Fordlandia was constructed deep in the Amazon in the 1920s, as a source of rubber for Ford's production line. The industrialist created roads, schools and houses for his "ideal" city, along with a set of strict rules that governed inhabitants' behaviour.
However, after a series of revolts, Fordlandia was abandoned and left to be reclaimed by nature in the 1940s. Studio Swine's exhibition showcases pieces designed for an alternative, successful history of Fordlandia.
The duo used Ebonite – which is made from vulcanised rubber, sulphur and linseed oil – to create lighting and furniture. Dining chairs feature rattan seats, bent legs and squiggly backs.

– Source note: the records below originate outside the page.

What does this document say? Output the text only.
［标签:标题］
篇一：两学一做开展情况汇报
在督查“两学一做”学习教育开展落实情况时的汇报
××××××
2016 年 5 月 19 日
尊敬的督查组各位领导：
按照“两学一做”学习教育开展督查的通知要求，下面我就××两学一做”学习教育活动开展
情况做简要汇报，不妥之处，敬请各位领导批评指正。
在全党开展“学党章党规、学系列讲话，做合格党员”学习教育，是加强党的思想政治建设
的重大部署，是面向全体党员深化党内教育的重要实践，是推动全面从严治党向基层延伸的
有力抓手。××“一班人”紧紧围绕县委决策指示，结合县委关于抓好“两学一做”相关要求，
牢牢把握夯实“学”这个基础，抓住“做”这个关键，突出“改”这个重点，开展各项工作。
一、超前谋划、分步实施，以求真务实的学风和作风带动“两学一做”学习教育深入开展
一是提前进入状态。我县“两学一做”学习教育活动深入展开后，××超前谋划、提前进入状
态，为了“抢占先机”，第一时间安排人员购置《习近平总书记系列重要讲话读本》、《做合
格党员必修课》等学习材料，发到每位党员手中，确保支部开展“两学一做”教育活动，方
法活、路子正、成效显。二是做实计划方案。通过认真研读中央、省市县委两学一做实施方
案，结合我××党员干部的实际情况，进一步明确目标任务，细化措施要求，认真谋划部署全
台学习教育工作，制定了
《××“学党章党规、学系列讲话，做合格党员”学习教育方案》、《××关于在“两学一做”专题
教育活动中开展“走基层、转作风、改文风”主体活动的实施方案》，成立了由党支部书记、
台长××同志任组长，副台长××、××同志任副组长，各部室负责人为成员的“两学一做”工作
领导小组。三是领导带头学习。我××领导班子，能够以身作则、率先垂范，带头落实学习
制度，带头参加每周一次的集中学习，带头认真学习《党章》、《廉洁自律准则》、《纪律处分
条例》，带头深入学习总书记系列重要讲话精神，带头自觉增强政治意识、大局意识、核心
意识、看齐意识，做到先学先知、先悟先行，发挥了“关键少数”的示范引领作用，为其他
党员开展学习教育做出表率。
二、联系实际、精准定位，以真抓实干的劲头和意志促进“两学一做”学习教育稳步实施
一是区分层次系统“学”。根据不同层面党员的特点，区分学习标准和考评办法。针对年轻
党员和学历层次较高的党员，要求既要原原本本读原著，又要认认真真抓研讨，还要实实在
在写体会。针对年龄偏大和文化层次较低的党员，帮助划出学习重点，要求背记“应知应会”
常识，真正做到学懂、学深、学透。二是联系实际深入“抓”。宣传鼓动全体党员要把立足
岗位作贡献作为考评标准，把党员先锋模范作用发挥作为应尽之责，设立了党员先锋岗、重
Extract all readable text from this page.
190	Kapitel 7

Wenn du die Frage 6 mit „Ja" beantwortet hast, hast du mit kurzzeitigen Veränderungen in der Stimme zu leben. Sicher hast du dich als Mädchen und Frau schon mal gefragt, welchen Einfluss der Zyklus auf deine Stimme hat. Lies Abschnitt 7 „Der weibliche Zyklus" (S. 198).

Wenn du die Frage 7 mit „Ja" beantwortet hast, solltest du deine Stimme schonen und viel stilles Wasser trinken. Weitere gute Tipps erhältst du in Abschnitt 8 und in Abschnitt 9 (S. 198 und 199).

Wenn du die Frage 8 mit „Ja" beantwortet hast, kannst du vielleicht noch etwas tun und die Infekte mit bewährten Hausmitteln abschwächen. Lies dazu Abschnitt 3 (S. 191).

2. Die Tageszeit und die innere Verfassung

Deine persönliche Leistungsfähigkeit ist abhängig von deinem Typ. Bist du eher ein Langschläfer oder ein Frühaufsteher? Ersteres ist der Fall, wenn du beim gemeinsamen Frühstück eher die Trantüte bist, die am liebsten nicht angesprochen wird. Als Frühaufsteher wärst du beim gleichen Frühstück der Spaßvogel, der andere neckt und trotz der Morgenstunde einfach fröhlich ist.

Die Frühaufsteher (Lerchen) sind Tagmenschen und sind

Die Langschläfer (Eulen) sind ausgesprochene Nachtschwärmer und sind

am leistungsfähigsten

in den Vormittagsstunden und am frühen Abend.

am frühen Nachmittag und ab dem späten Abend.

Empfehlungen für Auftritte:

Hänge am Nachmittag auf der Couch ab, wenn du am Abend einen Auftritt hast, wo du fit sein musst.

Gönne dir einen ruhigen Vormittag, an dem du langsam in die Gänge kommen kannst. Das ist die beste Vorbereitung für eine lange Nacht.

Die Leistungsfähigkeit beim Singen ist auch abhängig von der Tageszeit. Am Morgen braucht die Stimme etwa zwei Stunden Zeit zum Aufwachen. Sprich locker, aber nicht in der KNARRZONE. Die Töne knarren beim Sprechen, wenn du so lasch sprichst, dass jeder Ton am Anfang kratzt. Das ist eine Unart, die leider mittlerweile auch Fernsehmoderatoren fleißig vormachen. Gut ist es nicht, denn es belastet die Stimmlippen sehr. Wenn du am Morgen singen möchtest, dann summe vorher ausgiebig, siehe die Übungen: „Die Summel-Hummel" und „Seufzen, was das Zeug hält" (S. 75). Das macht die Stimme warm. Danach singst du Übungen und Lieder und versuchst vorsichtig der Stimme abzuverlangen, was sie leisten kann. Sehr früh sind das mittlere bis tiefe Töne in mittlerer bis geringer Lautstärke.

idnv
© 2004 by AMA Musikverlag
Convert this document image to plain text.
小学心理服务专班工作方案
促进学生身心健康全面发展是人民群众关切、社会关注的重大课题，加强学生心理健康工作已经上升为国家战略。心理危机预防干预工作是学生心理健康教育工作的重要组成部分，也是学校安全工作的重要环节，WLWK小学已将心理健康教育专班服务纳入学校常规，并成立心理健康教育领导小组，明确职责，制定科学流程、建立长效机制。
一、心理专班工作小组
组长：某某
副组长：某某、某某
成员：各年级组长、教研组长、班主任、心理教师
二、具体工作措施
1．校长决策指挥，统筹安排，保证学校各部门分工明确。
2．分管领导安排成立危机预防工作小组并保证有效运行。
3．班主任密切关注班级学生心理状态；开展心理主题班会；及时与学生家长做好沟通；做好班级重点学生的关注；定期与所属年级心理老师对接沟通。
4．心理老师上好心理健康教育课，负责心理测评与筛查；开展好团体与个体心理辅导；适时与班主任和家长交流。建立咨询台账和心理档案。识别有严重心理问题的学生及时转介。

Rounded lines are repeated in floor lamps – which have large, curved supports – and in lounge chairs with zigzagging arms.
The pieces are installed in a space designed to resemble a fictional Fordlandia labourer's living room. It includes denim work jackets and hangings created by London College of Fashion graduates Emma Fenton Villar and Erica Weide.
Historic photographs of the city, rubber tapping paraphernalia, and a film by director Juurian Booji that documents the studio's trips to the world's last Ebonite factories are also on display.
London-based Studio Swine often uses unconventional materials in its work, fashioning decorative objects from ocean plastic, cabinets from aluminium foam and eyewear from human hair.
The collection is being shown at an exhibition, titled Fordlandia, at the London College of Fashion's Fashion Space Gallery. It opened on 22 September and runs until 10 December 2016.